Are the US Rangers Recognised Enough in Other Parts of Normandy ?

Every year a middle aged couple from Grandcamp-Maisy attend a ceremony at 11am on the 9th of June to honour the US Army Rangers who fought at the Maisy Battery.

They told me that one year it was attended by 12 people who stood in the pouring rain to lay 2 wreathes. It was a simple act of respect by a group of locals who cared enough to be there.

They told me that members of the local Ancient Combatants Association and people from the Mayors office attend – and there is even a pipe band who drive all the way down from Holland each year. There are 2 or 3 wreathes laid and a short speech made… but that is all. There is no real pomp and ceremony, just people who were there to remember.

The Rangers who fought at Maisy cannot come back, there is no fanfare and parade for them now. But that does not mean they should not still be remembered.

Ranger veterans L-R. James Gabaree, Jack Burke and Daniel Farley salute at a previous Maisy Battery ceremony.
Ranger veterans L-R. James Gabaree, Jack Burke and Daniel Farley salute at a previous Maisy Battery ceremony.

The US Army do not send anyone, the regional government do not send anyone and it is an insignificant event know to only a few. However that does not make it any less significant.

Pointe du Hoc deservedly gets all the attention for D-Day, but what about all of the other places that were liberated in the days that followed.

The wounds the men received during these battles were no less painful. The loved ones they left behind in the States did not stop thinking about them and most of those who did survive had a long war ahead of them.

As I listened to President Biden in his speech at the American Cemetery today he said “the blood of the young and the brave” is on this land and it is true.

On the morning of the 9th of June 1944 a number of men from the US 5th Rangers were wounded at Maisy and for some of them that was the end of their war. They went home as wounded heroes and yet they did not forget the men who stood in their place and carried on.

The Deep Respect Band from Holland pay their respects.
The Deep Respect Band from Holland pay their respects.

The battle for Maisy lasted 5 and a half hours and the Rangers were supported by men of the 116th Infantry and 2nd Ranger half-tracks. Hundreds of Germans were taken prisoner and the silencing of the Maisy guns saved countless lives in the Allied units who were still landing on the beaches. As time has gone on most of them have now passed away, but without small ceremonies at places like Maisy Battery, their memory will slowly be forgotten.
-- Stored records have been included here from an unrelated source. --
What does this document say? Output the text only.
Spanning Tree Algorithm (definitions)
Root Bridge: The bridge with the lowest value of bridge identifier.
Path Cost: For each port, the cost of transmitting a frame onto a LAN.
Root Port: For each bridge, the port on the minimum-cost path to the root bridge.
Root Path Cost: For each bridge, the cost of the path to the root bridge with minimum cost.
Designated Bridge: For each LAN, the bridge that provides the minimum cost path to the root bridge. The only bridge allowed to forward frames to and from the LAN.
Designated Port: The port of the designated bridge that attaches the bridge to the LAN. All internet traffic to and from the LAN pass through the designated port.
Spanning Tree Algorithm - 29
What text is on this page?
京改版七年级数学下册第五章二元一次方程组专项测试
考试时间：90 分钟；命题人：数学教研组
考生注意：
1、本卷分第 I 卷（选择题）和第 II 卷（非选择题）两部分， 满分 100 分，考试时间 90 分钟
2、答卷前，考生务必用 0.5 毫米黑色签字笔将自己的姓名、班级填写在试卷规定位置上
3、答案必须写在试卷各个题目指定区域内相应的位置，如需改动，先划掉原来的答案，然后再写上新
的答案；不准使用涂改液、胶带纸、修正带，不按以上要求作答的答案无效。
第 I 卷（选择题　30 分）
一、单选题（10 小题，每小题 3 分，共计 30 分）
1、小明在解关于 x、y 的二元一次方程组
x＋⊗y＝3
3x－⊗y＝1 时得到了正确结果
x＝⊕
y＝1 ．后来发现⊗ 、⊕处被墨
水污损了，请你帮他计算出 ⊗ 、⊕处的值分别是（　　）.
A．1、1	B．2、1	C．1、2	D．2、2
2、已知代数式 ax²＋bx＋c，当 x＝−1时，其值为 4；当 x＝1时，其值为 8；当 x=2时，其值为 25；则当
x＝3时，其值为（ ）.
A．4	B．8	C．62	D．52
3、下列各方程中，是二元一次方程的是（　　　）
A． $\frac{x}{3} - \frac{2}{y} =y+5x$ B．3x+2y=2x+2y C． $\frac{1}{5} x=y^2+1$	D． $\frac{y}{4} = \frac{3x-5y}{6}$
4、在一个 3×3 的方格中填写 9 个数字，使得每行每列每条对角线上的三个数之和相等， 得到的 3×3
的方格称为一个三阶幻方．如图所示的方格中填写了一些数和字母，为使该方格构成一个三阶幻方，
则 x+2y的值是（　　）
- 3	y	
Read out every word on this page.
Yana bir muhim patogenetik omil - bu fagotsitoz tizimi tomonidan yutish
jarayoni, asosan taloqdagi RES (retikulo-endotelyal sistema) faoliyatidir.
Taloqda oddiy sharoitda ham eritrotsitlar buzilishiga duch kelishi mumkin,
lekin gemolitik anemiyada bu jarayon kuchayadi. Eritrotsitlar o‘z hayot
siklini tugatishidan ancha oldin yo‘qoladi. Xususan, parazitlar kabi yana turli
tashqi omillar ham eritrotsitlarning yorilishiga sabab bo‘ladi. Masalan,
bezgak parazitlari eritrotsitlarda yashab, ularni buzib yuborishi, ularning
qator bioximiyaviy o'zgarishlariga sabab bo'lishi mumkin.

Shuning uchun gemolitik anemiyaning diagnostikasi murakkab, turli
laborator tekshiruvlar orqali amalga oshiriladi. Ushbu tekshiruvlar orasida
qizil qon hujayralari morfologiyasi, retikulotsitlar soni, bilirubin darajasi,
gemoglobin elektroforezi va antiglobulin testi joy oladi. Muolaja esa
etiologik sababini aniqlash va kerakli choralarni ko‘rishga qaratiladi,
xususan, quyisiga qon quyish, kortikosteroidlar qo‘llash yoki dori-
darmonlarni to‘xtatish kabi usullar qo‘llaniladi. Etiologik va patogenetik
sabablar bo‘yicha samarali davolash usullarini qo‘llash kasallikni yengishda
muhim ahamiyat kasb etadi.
The list of wounded at the Maisy Battery reads:-

From A Company: William Scott, Henry Santos, George Chiatello, Dana Wallace, Densil Johnson, Jerome Bugnachi, James Sullivan, Robert Battice, Hubert Putney, John Tucker.

From E Company: Steven Oboryshko, George Patersohn, with Robert McCoubrey listed as seriously wounded in action.

From F Company: Clinton Fogel & Anthony Muscatello, Nickolas Pasuk, Burton Ranney and Andrew Spier.

From HQ Company: Harry Durham.

TWO US Army Distinguished Service Cross’s were awarded for combat at the Maisy Battery

One for Sgt. Joe Urish and his certificate reads:-“Sergeant Urish, who was leading a patrol, moved into the battery on his own to persuade them to surrender. … After much pleading and promising the enemy, one by one, they laid down their arms, surrendered, and marched out. A total of one hundred and sixty-seven prisoners were captured from a position that might have held out for days.”

Another DSC was issued to Ranger Major Richard Sullivan:–  “Major Sullivan directed the Rangers’ progress across country to Grandcamp and Maisy. In cooperation with United States Infantry an attack was begun on the Maisy battery. When certain elements were temporarily halted by artillery fire Major Sullivan, who had been wounded, calmly and courageously rallied his officers and men, ordered a renewal of the attack, and instead of bypassing the resistance, advanced over heavily mined terrain to capture the Maisy battery. Eighty-six prisoners and several large artillery pieces in concrete bunkers were taken.”

As we go home from Normandy after this anniversary most of us will think we have seen and done everything. But should we have joined the handful of locals who remember the men who fought in this small village on the 9th of June. Is it not time we stood with them at least once in 80 years to pay our respects to ALL the Rangers, not just the “D-Day” ones.